= Gambling in Maine =

Legal forms of gambling in the U.S. state of Maine include parimutuel wagering on horse races, sports betting, the Maine Lottery, two casinos, and charitable gaming.

==Horse racing==
Parimutuel wagering on harness racing is permitted at two commercial racetracks, Hollywood Casino Hotel & Raceway in Bangor and First Tracks Cumberland, which operates at the Cumberland Fairgrounds in Cumberland. Brief harness racing meets of up to eight days each also occur at six agricultural fairs throughout the state, from July to October, with parimutuel wagering offered.

Wagering is also offered at three off-track betting parlors located in Lewiston, Sanford, and Waterville, and by advance-deposit wagering.

==Casinos==
Maine law allows two casinos: Hollywood Casino in Bangor and Oxford Casino in Oxford. The two casinos had a total annual net gaming revenue of $165 million as of 2022.

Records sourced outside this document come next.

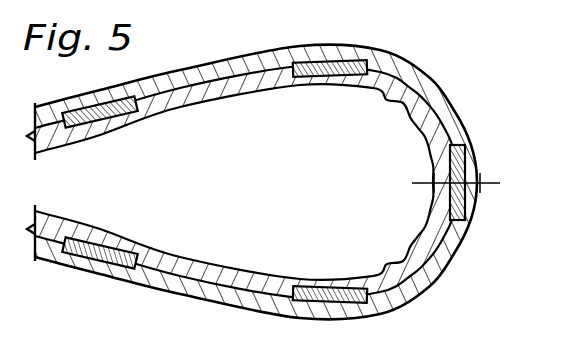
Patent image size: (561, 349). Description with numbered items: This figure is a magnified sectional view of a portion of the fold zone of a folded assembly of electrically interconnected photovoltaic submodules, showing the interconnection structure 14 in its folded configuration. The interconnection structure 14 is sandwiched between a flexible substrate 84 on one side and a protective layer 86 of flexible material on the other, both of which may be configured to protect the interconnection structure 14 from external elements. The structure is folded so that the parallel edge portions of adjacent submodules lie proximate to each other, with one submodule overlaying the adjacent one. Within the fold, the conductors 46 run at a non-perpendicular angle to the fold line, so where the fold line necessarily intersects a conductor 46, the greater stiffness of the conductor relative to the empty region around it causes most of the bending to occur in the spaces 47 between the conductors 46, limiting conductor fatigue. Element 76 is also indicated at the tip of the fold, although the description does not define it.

The interconnection structure 14 is at (501, 67).
The conductors 46 is at (333, 68).
The space between conductors 47 is at (407, 82).
The tip sensor 76 is at (470, 171).
The flexible substrate 84 is at (252, 65).
The protective layer 86 is at (272, 78).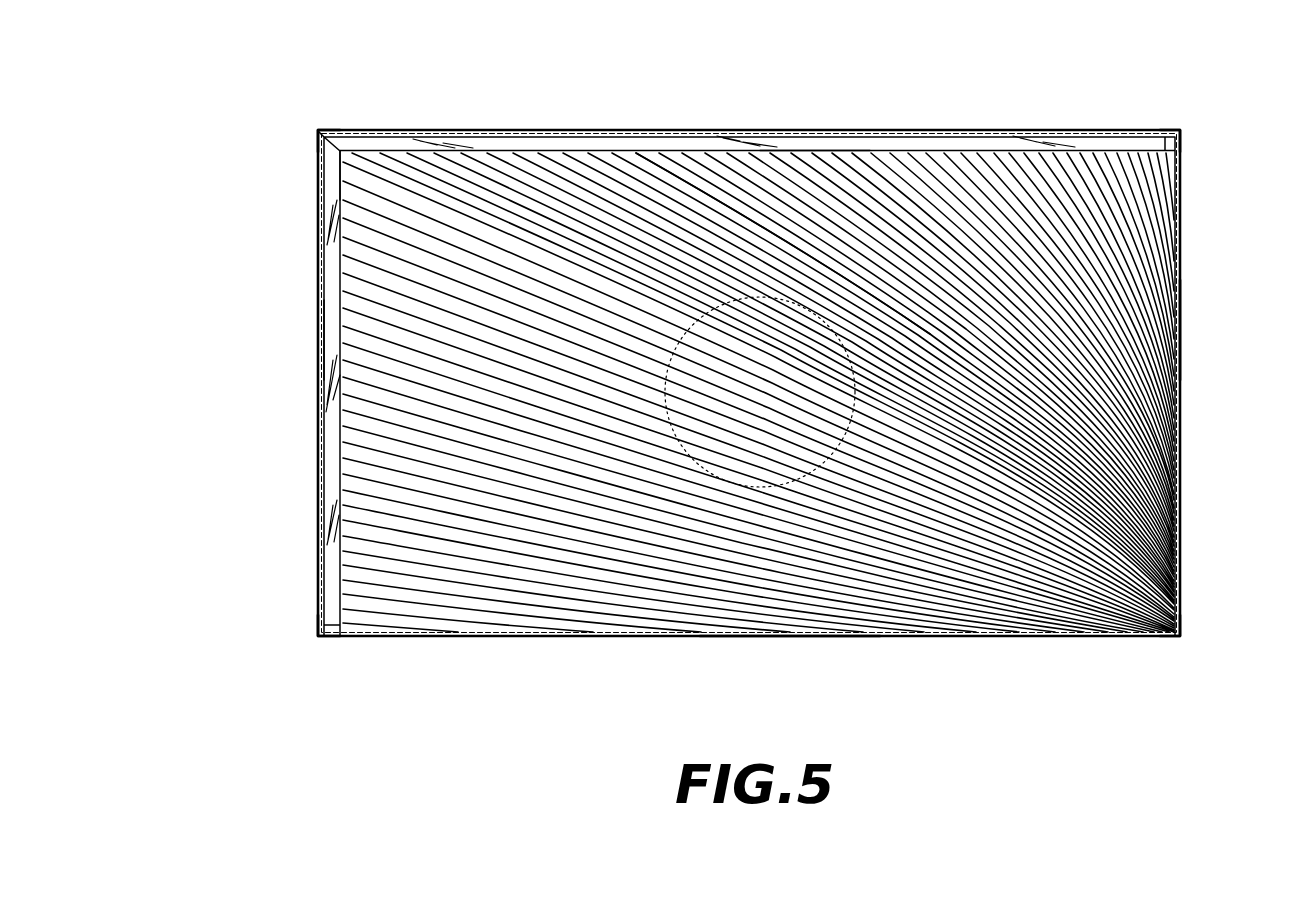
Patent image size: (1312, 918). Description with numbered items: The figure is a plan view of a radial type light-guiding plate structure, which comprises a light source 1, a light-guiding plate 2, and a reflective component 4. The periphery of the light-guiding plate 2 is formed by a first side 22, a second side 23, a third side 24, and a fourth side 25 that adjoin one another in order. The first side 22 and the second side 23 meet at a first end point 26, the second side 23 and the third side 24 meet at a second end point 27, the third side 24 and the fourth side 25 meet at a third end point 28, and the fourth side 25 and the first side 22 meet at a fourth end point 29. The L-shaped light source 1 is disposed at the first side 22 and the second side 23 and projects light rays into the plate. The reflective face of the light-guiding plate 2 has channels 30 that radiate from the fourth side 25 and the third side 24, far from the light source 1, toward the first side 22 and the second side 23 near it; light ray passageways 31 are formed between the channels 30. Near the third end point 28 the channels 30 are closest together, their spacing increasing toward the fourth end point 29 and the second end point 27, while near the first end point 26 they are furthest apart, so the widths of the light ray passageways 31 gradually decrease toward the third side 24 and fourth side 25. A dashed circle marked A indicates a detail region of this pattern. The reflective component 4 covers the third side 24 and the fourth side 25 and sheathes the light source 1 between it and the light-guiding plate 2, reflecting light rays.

The light source 1 is at (505, 147).
The light-guiding plate 2 is at (340, 187).
The reflective component 4 is at (318, 540).
The first side 22 is at (345, 336).
The second side 23 is at (815, 153).
The third side 24 is at (1183, 334).
The fourth side 25 is at (788, 640).
The first end point 26 is at (318, 133).
The second end point 27 is at (1183, 140).
The third end point 28 is at (1182, 638).
The fourth end point 29 is at (336, 638).
The channels 30 is at (608, 203).
The light ray passageways 31 is at (642, 170).
The detail region A is at (753, 297).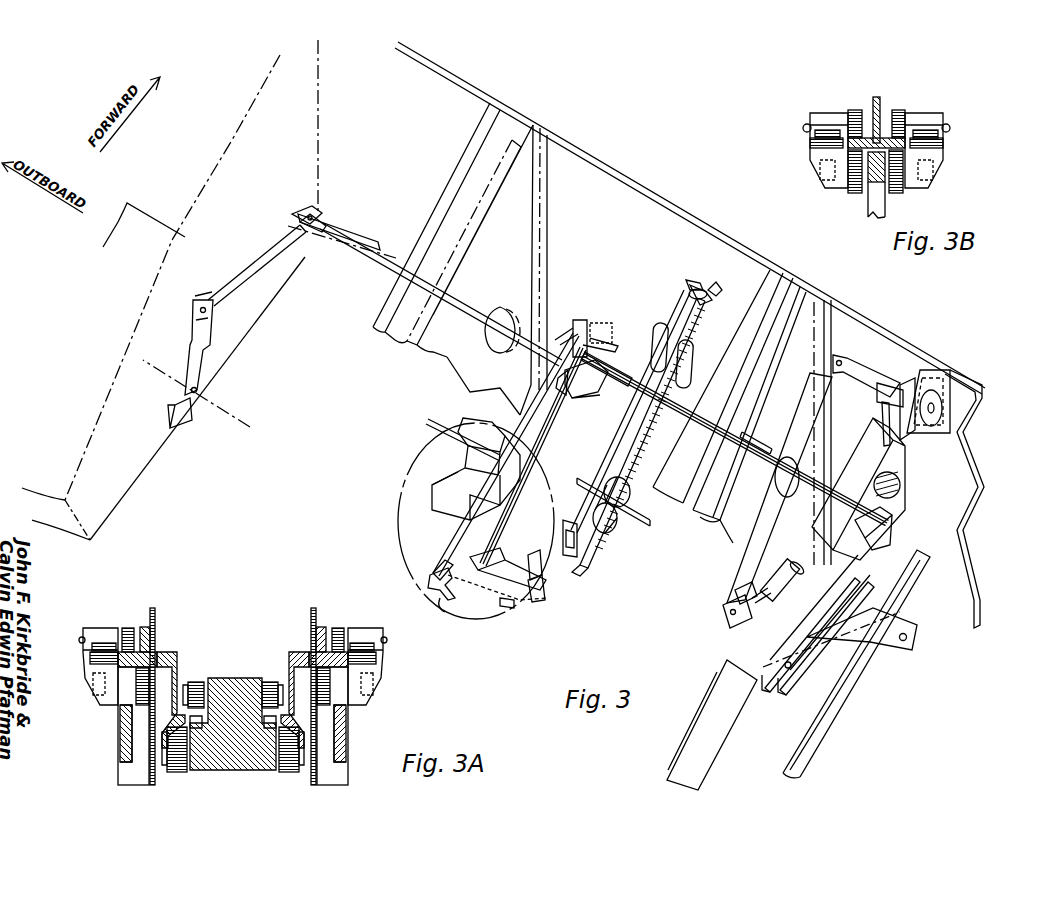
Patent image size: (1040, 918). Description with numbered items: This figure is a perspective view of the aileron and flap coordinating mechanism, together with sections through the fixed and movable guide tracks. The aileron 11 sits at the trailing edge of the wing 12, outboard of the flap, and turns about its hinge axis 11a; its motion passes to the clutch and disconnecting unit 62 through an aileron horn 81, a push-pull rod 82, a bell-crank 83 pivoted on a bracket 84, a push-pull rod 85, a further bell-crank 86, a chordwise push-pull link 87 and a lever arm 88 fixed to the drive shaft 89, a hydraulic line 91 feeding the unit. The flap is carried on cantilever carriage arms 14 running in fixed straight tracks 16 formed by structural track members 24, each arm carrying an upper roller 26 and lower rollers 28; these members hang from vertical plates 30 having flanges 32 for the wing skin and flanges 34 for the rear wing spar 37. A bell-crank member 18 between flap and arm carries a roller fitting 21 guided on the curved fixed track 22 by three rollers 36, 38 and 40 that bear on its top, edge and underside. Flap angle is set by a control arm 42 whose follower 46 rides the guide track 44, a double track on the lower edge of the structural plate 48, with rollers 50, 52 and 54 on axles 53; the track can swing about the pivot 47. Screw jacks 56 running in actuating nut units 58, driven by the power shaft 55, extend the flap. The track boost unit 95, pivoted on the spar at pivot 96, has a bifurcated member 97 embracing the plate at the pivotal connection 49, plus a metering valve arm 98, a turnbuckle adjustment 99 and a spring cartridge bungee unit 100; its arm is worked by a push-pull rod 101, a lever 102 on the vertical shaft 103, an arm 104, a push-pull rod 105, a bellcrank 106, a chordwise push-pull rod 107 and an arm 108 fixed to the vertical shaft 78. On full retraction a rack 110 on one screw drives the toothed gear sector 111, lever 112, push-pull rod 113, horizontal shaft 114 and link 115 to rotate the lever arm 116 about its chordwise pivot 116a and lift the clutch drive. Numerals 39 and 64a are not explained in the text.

In FIG. 3, the aileron 11 is at (153, 462).
In FIG. 3, the hinge axis 11a is at (232, 410).
In FIG. 3, the wing 12 is at (658, 198).
In FIG. 3A, the cantilever carriage arm 14 is at (238, 678).
In FIG. 3A, the fixed straight track 16 is at (196, 772).
In FIG. 3A, the bell-crank member 18 is at (122, 712).
In FIG. 3A, the roller fitting 21 is at (92, 634).
In FIG. 3A, the curved fixed track 22 is at (145, 627).
In FIG. 3A, the structural track member 24 is at (172, 655).
In FIG. 3A, the upper roller 26 is at (200, 684).
In FIG. 3A, the lower roller 28 is at (178, 772).
In FIG. 3, the vertical plate 30 is at (623, 401).
In FIG. 3A, the vertical plate 30 is at (157, 614).
In FIG. 3, the flange 32 is at (477, 137).
In FIG. 3, the flange 34 is at (549, 210).
In FIG. 3A, the roller 36 is at (128, 630).
In FIG. 3, the rear wing spar 37 is at (994, 430).
In FIG. 3A, the roller 38 is at (90, 660).
In FIG. 3A, the screw 39 is at (96, 690).
In FIG. 3A, the roller 40 is at (146, 712).
In FIG. 3B, the control arm 42 is at (876, 217).
In FIG. 3, the guide track 44 is at (858, 696).
In FIG. 3B, the guide track 44 is at (868, 138).
In FIG. 3B, the follower 46 is at (814, 113).
In FIG. 3, the pivot 47 is at (915, 644).
In FIG. 3, the structural plate 48 is at (700, 682).
In FIG. 3B, the structural plate 48 is at (880, 98).
In FIG. 3, the pivotal connection 49 is at (792, 668).
In FIG. 3B, the roller 50 is at (854, 110).
In FIG. 3B, the roller 52 is at (810, 145).
In FIG. 3B, the axle 53 is at (830, 186).
In FIG. 3B, the roller 54 is at (856, 193).
In FIG. 3, the power shaft 55 is at (648, 522).
In FIG. 3, the screw jack 56 is at (592, 546).
In FIG. 3, the actuating nut unit 58 is at (610, 533).
In FIG. 3, the clutch and disconnecting unit 62 is at (388, 500).
In FIG. 3, the actuator block 64a is at (462, 458).
In FIG. 3, the vertical shaft 78 is at (458, 612).
In FIG. 3, the aileron horn 81 is at (212, 325).
In FIG. 3, the push-pull rod 82 is at (252, 264).
In FIG. 3, the bell-crank 83 is at (305, 216).
In FIG. 3, the bracket 84 is at (328, 268).
In FIG. 3, the push-pull rod 85 is at (398, 258).
In FIG. 3, the bell-crank 86 is at (570, 395).
In FIG. 3, the push-pull link 87 is at (582, 430).
In FIG. 3, the lever arm 88 is at (478, 584).
In FIG. 3, the drive shaft 89 is at (462, 536).
In FIG. 3, the hydraulic line 91 is at (445, 424).
In FIG. 3, the track boost unit 95 is at (922, 498).
In FIG. 3, the pivot 96 is at (935, 410).
In FIG. 3, the bifurcated member 97 is at (800, 652).
In FIG. 3, the metering valve arm 98 is at (760, 622).
In FIG. 3, the metering valve turnbuckle adjustment 99 is at (790, 578).
In FIG. 3, the spring cartridge bungee unit 100 is at (795, 530).
In FIG. 3, the push-pull rod 101 is at (785, 483).
In FIG. 3, the lever 102 is at (868, 372).
In FIG. 3, the vertical shaft 103 is at (878, 418).
In FIG. 3, the arm 104 is at (885, 522).
In FIG. 3, the push-pull rod 105 is at (765, 460).
In FIG. 3, the bellcrank 106 is at (596, 350).
In FIG. 3, the push-pull rod 107 is at (522, 420).
In FIG. 3, the arm 108 is at (440, 596).
In FIG. 3, the rack 110 is at (712, 285).
In FIG. 3, the toothed gear sector 111 is at (712, 285).
In FIG. 3, the lever 112 is at (693, 280).
In FIG. 3, the push-pull rod 113 is at (684, 312).
In FIG. 3, the horizontal shaft 114 is at (560, 556).
In FIG. 3, the link 115 is at (542, 578).
In FIG. 3, the lever arm 116 is at (535, 598).
In FIG. 3, the chordwise pivot 116a is at (505, 612).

Slot machines at horse tracks were approved in a statewide referendum in 2003, but were rejected by voters in the city of Scarborough, leading to Bangor having the only permitted casino. The casino in Oxford was approved by a statewide referendum in 2010. The racino law was amended the following year to allow table games at Bangor.

==Sports betting==

Maine enacted legislation authorizing sports betting in 2022. Under the new law, the right to offer mobile sports betting was granted exclusively to Maine's federally recognized tribes. Tribes will be able to partner with third parties to operate their online sportsbook platforms, but would still have to retain a significant portion of the overall revenue. Retail sports betting will also be permitted in person at Maine's two commercial casino locations, at commercial racetracks, and at off-track betting facilities.

==Charitable gaming==
Maine law permits many types of community organizations to conduct various games of chance for fundraising purposes, including bingo (with prizes up to $400), raffles (with prize values up to $75,000), and card games (generally with a maximum bet of $1 per hand).

==Indian gaming==
State law grants Maine's four federally recognized tribes the exclusive right to offer mobile sports betting, as well as the right to conduct high-stakes bingo games with unlimited prize values.

In January 2026, Gov. Janet Mills allowed Legislative Document 1164 to become law without her signature, allowing Maine's four federally recognized Wabanaki tribes to offer online casino gaming within the state.

The tribes do not have casino gaming rights that tribes in other states possess, because the Maine Indian Claims Settlement Act subjects the tribes' lands to state law, and excludes the Indian Gaming Regulatory Act from applying in the state.

==Lottery==
The Maine Lottery offers scratch-off and drawing games, including the multi-state Powerball and Mega Millions games.